NON-MEDICAL PRESCRIBING IN A NEONATAL INTENSIVE CARE UNIT - 4 YEARS EXPERIENCE Mulholland P.J.1, Cochran D.2 1 Neonatal Pharmacist, 2 Neonatal Consultant, Southern General Hospital, Glasgow, UK

Objectives: Supplementary prescribing (SP) allows nurses and pharmacists to prescribe ongoing treatments following diagnosis by medical staff. It is "a voluntary partnership between an independent prescriber (IP) and a supplementary prescriber to implement an agreed patient-specific clinical management plan (CMP) with the patient's agreement". In the case of neonates this is with the mother's consent. The hospital service needs pharmacists who can utilise their prescribing skills within their current service to do so, and demonstrate the patient care benefits.

Methods: SP was implemented in the NICU at the Southern General Hospital, Glasgow in March 2005. The legislation makes provision for the CMP to be electronic and we hold an electronic copy of a generic clinical management plan on the unit, with consent recorded in the patient notes.

The CMP covers parenteral nutrition, antibiotics, apnoea, chronic lung disease and reflux. Each treatment is backed with protocols. Unlicensed medicines can be, and are, included in the CMP.

Results: The pharmaceutical care of patients has improved, with more pharmacist involvement in producing medication plans for patients to allow for consistency of treatment during medical staff rotations.

Within SP the supplementary prescriber is responsible for working at all times within their clinical competence, consulting the independent prescriber as necessary.
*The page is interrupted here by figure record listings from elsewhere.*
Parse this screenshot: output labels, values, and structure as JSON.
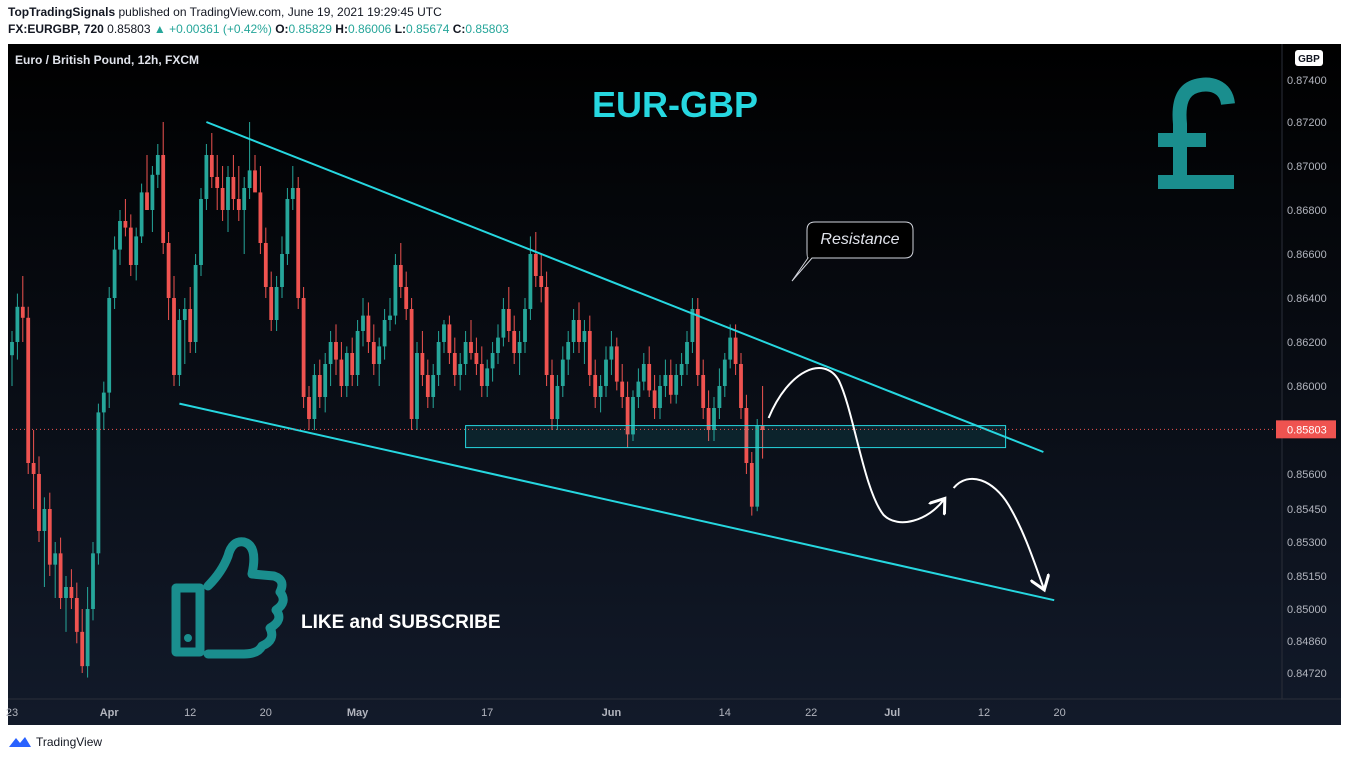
{
  "header": {
    "publisher": "TopTradingSignals",
    "published_text": "published on TradingView.com, June 19, 2021 19:29:45 UTC",
    "symbol": "FX:EURGBP, 720",
    "last": "0.85803",
    "change": "▲ +0.00361 (+0.42%)",
    "o_label": "O:",
    "o": "0.85829",
    "h_label": "H:",
    "h": "0.86006",
    "l_label": "L:",
    "l": "0.85674",
    "c_label": "C:",
    "c": "0.85803"
  },
  "footer": {
    "brand": "TradingView"
  },
  "chart_data": {
    "type": "candlestick",
    "pane_title": "Euro / British Pound, 12h, FXCM",
    "currency_badge": "GBP",
    "overlay_title": "EUR-GBP",
    "callout": "Resistance",
    "cta": "LIKE and SUBSCRIBE",
    "last_price_label": "0.85803",
    "yticks": [
      "0.87400",
      "0.87200",
      "0.87000",
      "0.86800",
      "0.86600",
      "0.86400",
      "0.86200",
      "0.86000",
      "0.85600",
      "0.85450",
      "0.85300",
      "0.85150",
      "0.85000",
      "0.84860",
      "0.84720"
    ],
    "ylim": [
      0.8463,
      0.8754
    ],
    "xticks": [
      "23",
      "Apr",
      "12",
      "20",
      "May",
      "17",
      "Jun",
      "14",
      "22",
      "Jul",
      "12",
      "20"
    ],
    "xtick_index": [
      0,
      18,
      33,
      47,
      64,
      88,
      111,
      132,
      148,
      163,
      180,
      194
    ],
    "up_color": "#26a69a",
    "down_color": "#ef5350",
    "line_color": "#26d7e0",
    "candles": [
      [
        0.8614,
        0.8625,
        0.86,
        0.862
      ],
      [
        0.862,
        0.8642,
        0.8612,
        0.8636
      ],
      [
        0.8636,
        0.865,
        0.862,
        0.8631
      ],
      [
        0.8631,
        0.8636,
        0.856,
        0.8565
      ],
      [
        0.8565,
        0.858,
        0.8545,
        0.856
      ],
      [
        0.856,
        0.8568,
        0.853,
        0.8535
      ],
      [
        0.8535,
        0.855,
        0.851,
        0.8545
      ],
      [
        0.8545,
        0.8552,
        0.8515,
        0.852
      ],
      [
        0.852,
        0.853,
        0.8505,
        0.8525
      ],
      [
        0.8525,
        0.8532,
        0.85,
        0.8505
      ],
      [
        0.8505,
        0.8515,
        0.849,
        0.851
      ],
      [
        0.851,
        0.8518,
        0.85,
        0.8505
      ],
      [
        0.8505,
        0.8512,
        0.8485,
        0.849
      ],
      [
        0.849,
        0.85,
        0.8472,
        0.8475
      ],
      [
        0.8475,
        0.851,
        0.847,
        0.85
      ],
      [
        0.85,
        0.853,
        0.8495,
        0.8525
      ],
      [
        0.8525,
        0.8592,
        0.852,
        0.8588
      ],
      [
        0.8588,
        0.8602,
        0.858,
        0.8597
      ],
      [
        0.8597,
        0.8645,
        0.859,
        0.864
      ],
      [
        0.864,
        0.8668,
        0.8635,
        0.8662
      ],
      [
        0.8662,
        0.868,
        0.8655,
        0.8675
      ],
      [
        0.8675,
        0.8685,
        0.8668,
        0.8672
      ],
      [
        0.8672,
        0.8678,
        0.865,
        0.8655
      ],
      [
        0.8655,
        0.8672,
        0.8648,
        0.8668
      ],
      [
        0.8668,
        0.8692,
        0.8665,
        0.8688
      ],
      [
        0.8688,
        0.8705,
        0.868,
        0.868
      ],
      [
        0.868,
        0.87,
        0.867,
        0.8696
      ],
      [
        0.8696,
        0.871,
        0.869,
        0.8705
      ],
      [
        0.8705,
        0.872,
        0.866,
        0.8665
      ],
      [
        0.8665,
        0.867,
        0.863,
        0.864
      ],
      [
        0.864,
        0.865,
        0.86,
        0.8605
      ],
      [
        0.8605,
        0.8635,
        0.86,
        0.863
      ],
      [
        0.863,
        0.864,
        0.861,
        0.8635
      ],
      [
        0.8635,
        0.8645,
        0.8615,
        0.862
      ],
      [
        0.862,
        0.866,
        0.8615,
        0.8655
      ],
      [
        0.8655,
        0.869,
        0.865,
        0.8685
      ],
      [
        0.8685,
        0.871,
        0.868,
        0.8705
      ],
      [
        0.8705,
        0.8715,
        0.869,
        0.8695
      ],
      [
        0.8695,
        0.8705,
        0.868,
        0.869
      ],
      [
        0.869,
        0.87,
        0.8675,
        0.868
      ],
      [
        0.868,
        0.87,
        0.867,
        0.8695
      ],
      [
        0.8695,
        0.8705,
        0.868,
        0.8685
      ],
      [
        0.8685,
        0.87,
        0.8675,
        0.868
      ],
      [
        0.868,
        0.8695,
        0.866,
        0.869
      ],
      [
        0.869,
        0.872,
        0.8685,
        0.8698
      ],
      [
        0.8698,
        0.8705,
        0.869,
        0.8688
      ],
      [
        0.8688,
        0.87,
        0.866,
        0.8665
      ],
      [
        0.8665,
        0.8672,
        0.864,
        0.8645
      ],
      [
        0.8645,
        0.8652,
        0.8625,
        0.863
      ],
      [
        0.863,
        0.865,
        0.8625,
        0.8645
      ],
      [
        0.8645,
        0.8668,
        0.864,
        0.866
      ],
      [
        0.866,
        0.869,
        0.8655,
        0.8685
      ],
      [
        0.8685,
        0.87,
        0.868,
        0.869
      ],
      [
        0.869,
        0.8695,
        0.8635,
        0.864
      ],
      [
        0.864,
        0.8645,
        0.859,
        0.8595
      ],
      [
        0.8595,
        0.86,
        0.858,
        0.8585
      ],
      [
        0.8585,
        0.861,
        0.858,
        0.8605
      ],
      [
        0.8605,
        0.8612,
        0.859,
        0.8595
      ],
      [
        0.8595,
        0.8615,
        0.8588,
        0.861
      ],
      [
        0.861,
        0.8625,
        0.86,
        0.862
      ],
      [
        0.862,
        0.8628,
        0.8605,
        0.8612
      ],
      [
        0.8612,
        0.862,
        0.8595,
        0.86
      ],
      [
        0.86,
        0.8618,
        0.8595,
        0.8615
      ],
      [
        0.8615,
        0.8622,
        0.86,
        0.8605
      ],
      [
        0.8605,
        0.863,
        0.86,
        0.8625
      ],
      [
        0.8625,
        0.864,
        0.8618,
        0.8632
      ],
      [
        0.8632,
        0.8638,
        0.8615,
        0.862
      ],
      [
        0.862,
        0.8628,
        0.8605,
        0.861
      ],
      [
        0.861,
        0.8622,
        0.86,
        0.8618
      ],
      [
        0.8618,
        0.8635,
        0.8612,
        0.863
      ],
      [
        0.863,
        0.864,
        0.8625,
        0.8632
      ],
      [
        0.8632,
        0.866,
        0.8628,
        0.8655
      ],
      [
        0.8655,
        0.8665,
        0.864,
        0.8645
      ],
      [
        0.8645,
        0.8652,
        0.863,
        0.8635
      ],
      [
        0.8635,
        0.864,
        0.858,
        0.8585
      ],
      [
        0.8585,
        0.862,
        0.858,
        0.8615
      ],
      [
        0.8615,
        0.8625,
        0.86,
        0.8605
      ],
      [
        0.8605,
        0.8612,
        0.859,
        0.8595
      ],
      [
        0.8595,
        0.861,
        0.859,
        0.8605
      ],
      [
        0.8605,
        0.8625,
        0.86,
        0.862
      ],
      [
        0.862,
        0.863,
        0.8615,
        0.8628
      ],
      [
        0.8628,
        0.8632,
        0.861,
        0.8615
      ],
      [
        0.8615,
        0.8622,
        0.86,
        0.8605
      ],
      [
        0.8605,
        0.8615,
        0.8598,
        0.861
      ],
      [
        0.861,
        0.8625,
        0.8605,
        0.862
      ],
      [
        0.862,
        0.863,
        0.8612,
        0.8615
      ],
      [
        0.8615,
        0.8622,
        0.8605,
        0.861
      ],
      [
        0.861,
        0.8618,
        0.8595,
        0.86
      ],
      [
        0.86,
        0.8612,
        0.8595,
        0.8608
      ],
      [
        0.8608,
        0.862,
        0.8602,
        0.8615
      ],
      [
        0.8615,
        0.8628,
        0.861,
        0.8622
      ],
      [
        0.8622,
        0.864,
        0.8618,
        0.8635
      ],
      [
        0.8635,
        0.8645,
        0.862,
        0.8625
      ],
      [
        0.8625,
        0.8632,
        0.861,
        0.8615
      ],
      [
        0.8615,
        0.8625,
        0.8605,
        0.862
      ],
      [
        0.862,
        0.864,
        0.8615,
        0.8635
      ],
      [
        0.8635,
        0.8668,
        0.863,
        0.866
      ],
      [
        0.866,
        0.867,
        0.8645,
        0.865
      ],
      [
        0.865,
        0.866,
        0.8638,
        0.8645
      ],
      [
        0.8645,
        0.8652,
        0.86,
        0.8605
      ],
      [
        0.8605,
        0.8612,
        0.858,
        0.8585
      ],
      [
        0.8585,
        0.8605,
        0.858,
        0.86
      ],
      [
        0.86,
        0.8618,
        0.8595,
        0.8612
      ],
      [
        0.8612,
        0.8625,
        0.8605,
        0.862
      ],
      [
        0.862,
        0.8635,
        0.8615,
        0.863
      ],
      [
        0.863,
        0.8638,
        0.8615,
        0.862
      ],
      [
        0.862,
        0.863,
        0.861,
        0.8625
      ],
      [
        0.8625,
        0.8632,
        0.86,
        0.8605
      ],
      [
        0.8605,
        0.8612,
        0.859,
        0.8595
      ],
      [
        0.8595,
        0.8605,
        0.8588,
        0.86
      ],
      [
        0.86,
        0.8618,
        0.8595,
        0.8612
      ],
      [
        0.8612,
        0.8625,
        0.8605,
        0.8618
      ],
      [
        0.8618,
        0.8622,
        0.8598,
        0.8602
      ],
      [
        0.8602,
        0.861,
        0.859,
        0.8595
      ],
      [
        0.8595,
        0.8602,
        0.8572,
        0.8578
      ],
      [
        0.8578,
        0.8598,
        0.8575,
        0.8595
      ],
      [
        0.8595,
        0.8608,
        0.859,
        0.8602
      ],
      [
        0.8602,
        0.8615,
        0.8598,
        0.861
      ],
      [
        0.861,
        0.8618,
        0.8595,
        0.8598
      ],
      [
        0.8598,
        0.8605,
        0.8585,
        0.859
      ],
      [
        0.859,
        0.8605,
        0.8585,
        0.86
      ],
      [
        0.86,
        0.8612,
        0.8595,
        0.8605
      ],
      [
        0.8605,
        0.8612,
        0.8592,
        0.8596
      ],
      [
        0.8596,
        0.861,
        0.8592,
        0.8605
      ],
      [
        0.8605,
        0.8615,
        0.86,
        0.861
      ],
      [
        0.861,
        0.8625,
        0.8605,
        0.862
      ],
      [
        0.862,
        0.864,
        0.8615,
        0.8635
      ],
      [
        0.8635,
        0.864,
        0.86,
        0.8605
      ],
      [
        0.8605,
        0.8612,
        0.8585,
        0.859
      ],
      [
        0.859,
        0.8598,
        0.8575,
        0.858
      ],
      [
        0.858,
        0.8595,
        0.8575,
        0.859
      ],
      [
        0.859,
        0.8608,
        0.8585,
        0.86
      ],
      [
        0.86,
        0.8615,
        0.8595,
        0.8612
      ],
      [
        0.8612,
        0.8628,
        0.8608,
        0.8622
      ],
      [
        0.8622,
        0.8628,
        0.8605,
        0.861
      ],
      [
        0.861,
        0.8615,
        0.8585,
        0.859
      ],
      [
        0.859,
        0.8596,
        0.856,
        0.8565
      ],
      [
        0.8565,
        0.857,
        0.8542,
        0.8546
      ],
      [
        0.8546,
        0.8585,
        0.8544,
        0.8582
      ],
      [
        0.8582,
        0.86,
        0.8567,
        0.858
      ]
    ],
    "annotations": {
      "upper_trendline": [
        [
          36,
          0.872
        ],
        [
          191,
          0.857
        ]
      ],
      "lower_trendline": [
        [
          31,
          0.8592
        ],
        [
          193,
          0.8504
        ]
      ],
      "support_zone": [
        [
          84,
          0.8582
        ],
        [
          184,
          0.8572
        ]
      ]
    }
  }
}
In line with this we have reviewed and amended the CMP on an annual basis.

The introduction of Non-Medical Independent Prescribing in 2006 has enabled the process to run more smoothly, although the large usage of unlicensed medicines in NICU1 has meant that a hybrid of SP and IP has had to be introduced.

Conclusion: Non-medical prescribing is intended to encourage a team approach to the care and management of patients and to make the best use of the skills of trained healthcare professionals. This team approach mirrors how we work in practice in the NICU and pharmacist prescribing is an important addition to the healthcare of premature infants.

Prescribing further integrates the pharmacist into the multidisciplinary team and helps to enhance the teaching role with junior medical staff. Medical and nursing staff have fully supported the development of the new role as it frees up time for the doctors to work elsewhere and enhances pharmacist patient contact.

The introduction of legislation to allow non-medical independent prescribers to prescribe unlicensed medicines in late 20092 will enable non-medical prescribers to prescribe without the delay required to set up a CMP. The hospital service needs pharmacists who can utilise their prescribing skills within their current service to do so, and demonstrate the patient care benefits.

References 1. Conroy, S., McIntyre J., Choonara, I. (1999) 'Unlicensed and off label drug use in neonates', Arch Dis Child Fetal Neonatal Ed; 80: F142-145. 2. MHRA Public consultation (MLX 356): Proposal for amendments to medicines legislation to allow mixing of medicines in palliative care outcome July 2009.